Maharashtra now has most prisoners on death row, overtakes UP
Judges in Maharashtra have traditionally been very heavy-handed in their infliction of the death penalty, said Yug Chaudhary, a Mumbai-based lawyer who has represented the appeals of several death row inmates.india Updated: Jan 26, 2018 09:48 IST
Maharashtra has overtaken Uttar Pradesh as the state with the most prisoners on death row, according to a report published on Wednesday by researchers at the National Law University in Delhi.
“UP almost has double the population of Maharasthra and has been the leader for a while,” said Anup Surendranath, director of the Centre on the Death Penalty, which compiled the report. “It’s interesting to see that Maharasthra has overtaken UP.”
Maharashtra had 67 prisoners on death row at the end of 2017, up from 47 a year before. Uttar Pradesh, meanwhile, had 65 death row prisoners, down from 77. The states’ populations are about 11 crore and 20 crore, respectively.
Why does Maharashtra have so many death row prisoners? Violent crime doesn’t account for it. Maharashtra’s murder rate in 2016, the most recent year for which data is available, was about two for every one lakh people. That’s lower than both that of UP and the country as a whole, both of which recorded murder rates of about 2.5 per lakh.
Instead, it may simply be the result of a self-reinforcing pattern of strict sentencing among the state’s trial court judges, said Yug Chaudhary, a Mumbai-based lawyer who has represented the appeals of several death row inmates in Maharashtra and across the country. “Once it starts,” he said, “the ball keeps rolling.”
No matter the reason, Chaudhary said, “judges in Maharashtra have traditionally been very heavy-handed in their infliction of the death penalty.”
The report also confirms previous figures which suggest that those who receive the death penalty are unlikely to ever be executed. Of the 99 death row prisoners whose cases were reviewed by higher courts last year, 53 had their sentences commuted while 35 were acquitted entirely. In other words, high courts rejected the judgements of trial courts 90% of the time.
“Almost all of these sentences get overturned in the high courts or in the Supreme Court,” Chaudhary said. “In spite of this, the judges are not learning.”
Though Maharashtra has the highest number of death row prisoners, perhaps a better measure of judges’ likelihood to hand down the death penalty is the number of sentences imposed as a proportion of the state’s population. All else being equal, less populous states ought to have fewer people on death row.
By that measure, judges in Jammu and Kashmir are the most likely to impose the death penalty. The state has more than 9.5 people on death row per one lakh population, far more than any other state. Haryana has 6.7 death row prisoners per lakh population, the second highest rate, while Maharasthra comes third, with about 6 death row prisoners per lakh people.

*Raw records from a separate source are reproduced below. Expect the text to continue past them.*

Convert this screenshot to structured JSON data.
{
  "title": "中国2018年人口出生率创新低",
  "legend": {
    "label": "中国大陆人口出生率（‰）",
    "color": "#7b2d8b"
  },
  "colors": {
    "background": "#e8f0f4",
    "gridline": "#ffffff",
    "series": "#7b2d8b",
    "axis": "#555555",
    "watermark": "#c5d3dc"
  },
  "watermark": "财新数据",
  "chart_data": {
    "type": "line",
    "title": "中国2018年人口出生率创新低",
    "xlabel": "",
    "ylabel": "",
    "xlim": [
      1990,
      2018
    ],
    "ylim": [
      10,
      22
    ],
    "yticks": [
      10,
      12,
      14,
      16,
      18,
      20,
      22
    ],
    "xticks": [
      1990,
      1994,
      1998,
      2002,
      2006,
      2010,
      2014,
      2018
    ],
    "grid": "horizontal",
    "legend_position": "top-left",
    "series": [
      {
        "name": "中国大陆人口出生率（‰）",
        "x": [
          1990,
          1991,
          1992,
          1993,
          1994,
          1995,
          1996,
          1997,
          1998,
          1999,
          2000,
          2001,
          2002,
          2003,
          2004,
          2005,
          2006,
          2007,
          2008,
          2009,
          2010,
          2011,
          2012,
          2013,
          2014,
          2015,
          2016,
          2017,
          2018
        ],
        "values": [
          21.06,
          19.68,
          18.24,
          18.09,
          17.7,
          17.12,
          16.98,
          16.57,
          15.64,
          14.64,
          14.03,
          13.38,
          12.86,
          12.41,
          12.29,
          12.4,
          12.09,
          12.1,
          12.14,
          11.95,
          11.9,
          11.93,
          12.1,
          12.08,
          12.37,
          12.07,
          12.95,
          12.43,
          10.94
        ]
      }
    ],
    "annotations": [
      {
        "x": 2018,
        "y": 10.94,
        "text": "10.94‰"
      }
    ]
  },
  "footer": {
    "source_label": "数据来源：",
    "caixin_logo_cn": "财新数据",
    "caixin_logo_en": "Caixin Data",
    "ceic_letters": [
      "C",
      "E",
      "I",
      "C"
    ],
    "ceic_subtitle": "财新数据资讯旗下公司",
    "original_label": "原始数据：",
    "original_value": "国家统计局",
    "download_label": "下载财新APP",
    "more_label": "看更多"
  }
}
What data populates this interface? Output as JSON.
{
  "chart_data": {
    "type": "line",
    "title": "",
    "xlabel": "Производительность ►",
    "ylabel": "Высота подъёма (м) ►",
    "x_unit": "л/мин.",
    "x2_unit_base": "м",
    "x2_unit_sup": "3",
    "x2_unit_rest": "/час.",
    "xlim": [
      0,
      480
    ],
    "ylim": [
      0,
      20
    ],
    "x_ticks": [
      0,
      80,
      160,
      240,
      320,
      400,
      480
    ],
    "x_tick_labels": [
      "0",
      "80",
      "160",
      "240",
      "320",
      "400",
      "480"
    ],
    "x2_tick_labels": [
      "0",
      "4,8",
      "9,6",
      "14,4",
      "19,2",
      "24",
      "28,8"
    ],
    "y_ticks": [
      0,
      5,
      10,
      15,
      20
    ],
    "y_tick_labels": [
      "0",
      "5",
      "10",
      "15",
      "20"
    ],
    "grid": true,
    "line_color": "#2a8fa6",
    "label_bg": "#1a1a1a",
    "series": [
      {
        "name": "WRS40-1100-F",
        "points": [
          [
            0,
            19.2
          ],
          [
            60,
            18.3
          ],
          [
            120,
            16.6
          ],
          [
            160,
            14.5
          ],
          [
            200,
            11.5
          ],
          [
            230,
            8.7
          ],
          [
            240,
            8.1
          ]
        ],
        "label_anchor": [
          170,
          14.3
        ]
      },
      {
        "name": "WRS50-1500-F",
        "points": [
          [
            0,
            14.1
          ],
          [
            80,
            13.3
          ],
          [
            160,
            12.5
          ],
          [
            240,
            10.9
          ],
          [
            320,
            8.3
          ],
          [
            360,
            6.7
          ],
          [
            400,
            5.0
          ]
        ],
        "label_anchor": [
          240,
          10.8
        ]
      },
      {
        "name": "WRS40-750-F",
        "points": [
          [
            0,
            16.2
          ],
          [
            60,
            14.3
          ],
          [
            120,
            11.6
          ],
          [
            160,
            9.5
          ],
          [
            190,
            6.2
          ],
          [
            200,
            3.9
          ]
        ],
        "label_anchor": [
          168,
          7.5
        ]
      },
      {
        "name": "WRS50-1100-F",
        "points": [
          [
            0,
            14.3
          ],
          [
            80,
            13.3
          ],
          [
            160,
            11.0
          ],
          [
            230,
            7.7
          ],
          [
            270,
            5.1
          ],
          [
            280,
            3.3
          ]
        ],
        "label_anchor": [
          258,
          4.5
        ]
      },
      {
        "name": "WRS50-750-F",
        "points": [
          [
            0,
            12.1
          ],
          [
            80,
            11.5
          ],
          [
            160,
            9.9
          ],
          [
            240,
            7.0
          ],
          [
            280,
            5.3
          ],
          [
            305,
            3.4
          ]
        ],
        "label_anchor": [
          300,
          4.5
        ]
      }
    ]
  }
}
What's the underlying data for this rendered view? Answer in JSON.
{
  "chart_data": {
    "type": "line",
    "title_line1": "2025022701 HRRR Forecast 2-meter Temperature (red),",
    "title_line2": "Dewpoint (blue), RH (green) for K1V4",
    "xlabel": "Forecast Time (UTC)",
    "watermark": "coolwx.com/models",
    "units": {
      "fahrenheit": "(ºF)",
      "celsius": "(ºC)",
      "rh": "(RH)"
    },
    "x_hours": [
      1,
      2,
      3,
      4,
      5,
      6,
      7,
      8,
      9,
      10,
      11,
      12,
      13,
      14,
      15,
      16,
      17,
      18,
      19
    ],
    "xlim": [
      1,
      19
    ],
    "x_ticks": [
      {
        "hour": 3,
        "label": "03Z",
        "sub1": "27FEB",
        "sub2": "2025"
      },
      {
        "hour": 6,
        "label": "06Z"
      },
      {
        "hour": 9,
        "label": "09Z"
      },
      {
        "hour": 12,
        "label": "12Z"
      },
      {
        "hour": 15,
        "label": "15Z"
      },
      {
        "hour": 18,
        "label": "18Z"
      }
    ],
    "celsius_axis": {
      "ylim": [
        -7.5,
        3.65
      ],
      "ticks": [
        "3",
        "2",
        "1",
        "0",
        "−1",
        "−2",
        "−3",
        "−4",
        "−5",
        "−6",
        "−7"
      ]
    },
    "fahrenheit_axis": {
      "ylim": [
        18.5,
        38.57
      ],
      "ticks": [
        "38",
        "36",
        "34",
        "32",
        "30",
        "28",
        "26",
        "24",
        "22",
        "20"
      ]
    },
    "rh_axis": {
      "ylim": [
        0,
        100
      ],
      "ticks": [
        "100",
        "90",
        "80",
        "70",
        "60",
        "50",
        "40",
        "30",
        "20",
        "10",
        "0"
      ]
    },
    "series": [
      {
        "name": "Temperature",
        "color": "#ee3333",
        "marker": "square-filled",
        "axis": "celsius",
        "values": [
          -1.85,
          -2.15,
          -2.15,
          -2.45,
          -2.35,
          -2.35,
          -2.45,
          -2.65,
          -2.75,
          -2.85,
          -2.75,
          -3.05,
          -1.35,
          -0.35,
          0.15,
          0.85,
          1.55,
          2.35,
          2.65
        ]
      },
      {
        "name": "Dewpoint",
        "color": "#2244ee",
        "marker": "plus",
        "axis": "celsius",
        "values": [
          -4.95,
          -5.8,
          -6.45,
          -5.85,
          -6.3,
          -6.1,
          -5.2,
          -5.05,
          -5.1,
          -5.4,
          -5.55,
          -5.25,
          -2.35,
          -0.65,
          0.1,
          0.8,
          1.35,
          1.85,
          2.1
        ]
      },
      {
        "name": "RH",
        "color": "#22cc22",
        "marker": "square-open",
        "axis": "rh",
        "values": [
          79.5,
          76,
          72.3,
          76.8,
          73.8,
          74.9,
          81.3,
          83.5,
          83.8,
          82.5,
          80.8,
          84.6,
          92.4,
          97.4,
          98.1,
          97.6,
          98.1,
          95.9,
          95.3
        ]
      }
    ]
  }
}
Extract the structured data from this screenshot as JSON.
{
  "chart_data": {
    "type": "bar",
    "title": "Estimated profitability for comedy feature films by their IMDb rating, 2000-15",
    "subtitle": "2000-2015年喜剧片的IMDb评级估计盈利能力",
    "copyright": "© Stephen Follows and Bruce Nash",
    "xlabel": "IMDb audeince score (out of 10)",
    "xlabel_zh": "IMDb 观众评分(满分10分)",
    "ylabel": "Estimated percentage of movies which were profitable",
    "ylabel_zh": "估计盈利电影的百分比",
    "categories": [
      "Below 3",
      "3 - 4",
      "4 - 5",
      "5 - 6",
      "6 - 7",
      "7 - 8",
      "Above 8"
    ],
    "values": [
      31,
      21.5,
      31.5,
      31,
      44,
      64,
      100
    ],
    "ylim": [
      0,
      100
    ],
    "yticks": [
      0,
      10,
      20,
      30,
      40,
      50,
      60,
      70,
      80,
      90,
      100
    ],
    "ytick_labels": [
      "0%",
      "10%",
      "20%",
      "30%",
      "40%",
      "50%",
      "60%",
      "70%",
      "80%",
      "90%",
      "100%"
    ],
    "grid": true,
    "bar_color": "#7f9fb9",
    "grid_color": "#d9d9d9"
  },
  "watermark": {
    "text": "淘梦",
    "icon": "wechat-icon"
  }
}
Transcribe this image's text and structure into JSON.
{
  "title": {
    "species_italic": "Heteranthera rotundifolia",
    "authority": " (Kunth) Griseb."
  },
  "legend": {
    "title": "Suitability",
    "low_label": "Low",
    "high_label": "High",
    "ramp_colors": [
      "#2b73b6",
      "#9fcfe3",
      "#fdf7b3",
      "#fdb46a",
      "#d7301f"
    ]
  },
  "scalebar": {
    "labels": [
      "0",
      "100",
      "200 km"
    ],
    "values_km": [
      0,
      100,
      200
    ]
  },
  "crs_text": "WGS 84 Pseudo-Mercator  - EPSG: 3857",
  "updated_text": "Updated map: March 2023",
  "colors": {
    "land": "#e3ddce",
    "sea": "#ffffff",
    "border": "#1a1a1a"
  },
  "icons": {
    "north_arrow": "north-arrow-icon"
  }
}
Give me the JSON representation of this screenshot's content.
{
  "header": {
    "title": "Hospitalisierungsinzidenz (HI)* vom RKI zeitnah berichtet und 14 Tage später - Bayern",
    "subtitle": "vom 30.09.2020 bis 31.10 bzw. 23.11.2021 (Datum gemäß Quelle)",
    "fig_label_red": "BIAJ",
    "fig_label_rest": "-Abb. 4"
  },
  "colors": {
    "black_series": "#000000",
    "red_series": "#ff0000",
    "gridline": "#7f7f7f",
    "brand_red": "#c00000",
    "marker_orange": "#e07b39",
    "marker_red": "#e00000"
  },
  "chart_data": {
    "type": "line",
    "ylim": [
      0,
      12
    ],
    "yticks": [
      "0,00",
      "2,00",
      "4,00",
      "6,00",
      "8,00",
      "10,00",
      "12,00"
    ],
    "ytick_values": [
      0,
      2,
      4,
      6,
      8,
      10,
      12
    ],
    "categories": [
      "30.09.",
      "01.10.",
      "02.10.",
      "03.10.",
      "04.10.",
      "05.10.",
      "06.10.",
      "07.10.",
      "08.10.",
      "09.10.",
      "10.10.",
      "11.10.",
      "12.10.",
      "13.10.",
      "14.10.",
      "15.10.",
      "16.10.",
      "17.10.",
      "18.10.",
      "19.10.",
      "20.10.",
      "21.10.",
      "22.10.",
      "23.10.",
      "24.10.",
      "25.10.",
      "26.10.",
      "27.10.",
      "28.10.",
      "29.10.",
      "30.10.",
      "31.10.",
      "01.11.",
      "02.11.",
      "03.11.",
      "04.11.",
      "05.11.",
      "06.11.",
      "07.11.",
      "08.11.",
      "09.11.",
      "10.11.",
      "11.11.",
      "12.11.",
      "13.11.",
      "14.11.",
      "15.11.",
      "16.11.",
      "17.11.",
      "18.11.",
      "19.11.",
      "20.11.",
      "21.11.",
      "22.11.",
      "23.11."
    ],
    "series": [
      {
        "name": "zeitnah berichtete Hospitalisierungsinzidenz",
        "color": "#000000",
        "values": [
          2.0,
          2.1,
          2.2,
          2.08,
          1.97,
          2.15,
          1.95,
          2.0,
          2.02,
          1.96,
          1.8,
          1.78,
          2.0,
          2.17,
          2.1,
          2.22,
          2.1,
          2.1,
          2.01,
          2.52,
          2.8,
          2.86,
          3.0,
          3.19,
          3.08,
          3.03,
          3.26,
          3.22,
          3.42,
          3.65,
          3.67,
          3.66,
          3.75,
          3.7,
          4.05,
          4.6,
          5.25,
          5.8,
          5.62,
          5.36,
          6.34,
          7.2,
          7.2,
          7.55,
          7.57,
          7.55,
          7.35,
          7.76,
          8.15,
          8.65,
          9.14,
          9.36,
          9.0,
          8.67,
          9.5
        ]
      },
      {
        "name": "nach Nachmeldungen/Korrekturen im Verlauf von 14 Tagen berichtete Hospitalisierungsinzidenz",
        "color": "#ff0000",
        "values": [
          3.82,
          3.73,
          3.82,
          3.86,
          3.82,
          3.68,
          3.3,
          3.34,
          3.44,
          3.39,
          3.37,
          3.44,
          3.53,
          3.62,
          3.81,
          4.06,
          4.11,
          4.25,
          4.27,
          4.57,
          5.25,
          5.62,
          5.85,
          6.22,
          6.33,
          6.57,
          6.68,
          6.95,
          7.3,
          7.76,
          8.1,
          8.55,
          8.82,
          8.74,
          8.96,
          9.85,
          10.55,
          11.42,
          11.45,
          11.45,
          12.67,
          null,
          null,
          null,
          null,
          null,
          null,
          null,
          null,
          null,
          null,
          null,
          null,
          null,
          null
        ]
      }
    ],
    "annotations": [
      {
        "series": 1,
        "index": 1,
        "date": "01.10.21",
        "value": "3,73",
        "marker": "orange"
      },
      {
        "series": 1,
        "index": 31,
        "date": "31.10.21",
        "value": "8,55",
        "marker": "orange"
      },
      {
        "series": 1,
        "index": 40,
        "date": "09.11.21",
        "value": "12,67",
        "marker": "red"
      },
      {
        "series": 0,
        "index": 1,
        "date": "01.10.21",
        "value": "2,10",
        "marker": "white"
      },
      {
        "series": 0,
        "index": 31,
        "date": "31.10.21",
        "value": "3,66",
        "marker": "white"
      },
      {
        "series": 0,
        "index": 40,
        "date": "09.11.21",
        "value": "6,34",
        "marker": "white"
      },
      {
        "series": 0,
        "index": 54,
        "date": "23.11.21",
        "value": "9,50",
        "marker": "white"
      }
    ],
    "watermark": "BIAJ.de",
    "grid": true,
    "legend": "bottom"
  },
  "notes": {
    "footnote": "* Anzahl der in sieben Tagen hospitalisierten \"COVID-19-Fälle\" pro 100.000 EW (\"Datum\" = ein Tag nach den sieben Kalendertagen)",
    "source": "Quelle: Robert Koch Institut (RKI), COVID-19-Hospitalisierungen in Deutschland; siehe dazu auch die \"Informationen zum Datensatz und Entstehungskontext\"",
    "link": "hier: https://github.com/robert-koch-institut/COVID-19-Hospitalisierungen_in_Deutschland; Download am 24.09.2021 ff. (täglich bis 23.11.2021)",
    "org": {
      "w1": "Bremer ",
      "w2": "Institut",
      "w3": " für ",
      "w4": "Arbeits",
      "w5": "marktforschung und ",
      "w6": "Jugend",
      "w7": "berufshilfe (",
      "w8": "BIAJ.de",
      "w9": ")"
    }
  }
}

To collect information on death row prisoners, researchers at the Centre on the Death Penalty have spent years combing through news reports and filing hundreds of public records requests through the Right to Information (RTI) Act.
In addition to creating the first database of information about each death row prisoner, the researchers have discovered that official figures published by the National Crime Records Bureau are not entirely accurate.
“In my experience looking at official documents, sometimes — most times — some names or others are missing,” said Poornima Rajeshwar, one of the three lead researchers and writers of the report. “News links are the most reliable source of information. [Some names of death row prisoners] are not likely to be available in prison lists or RTIs, because they are not updated regularly.”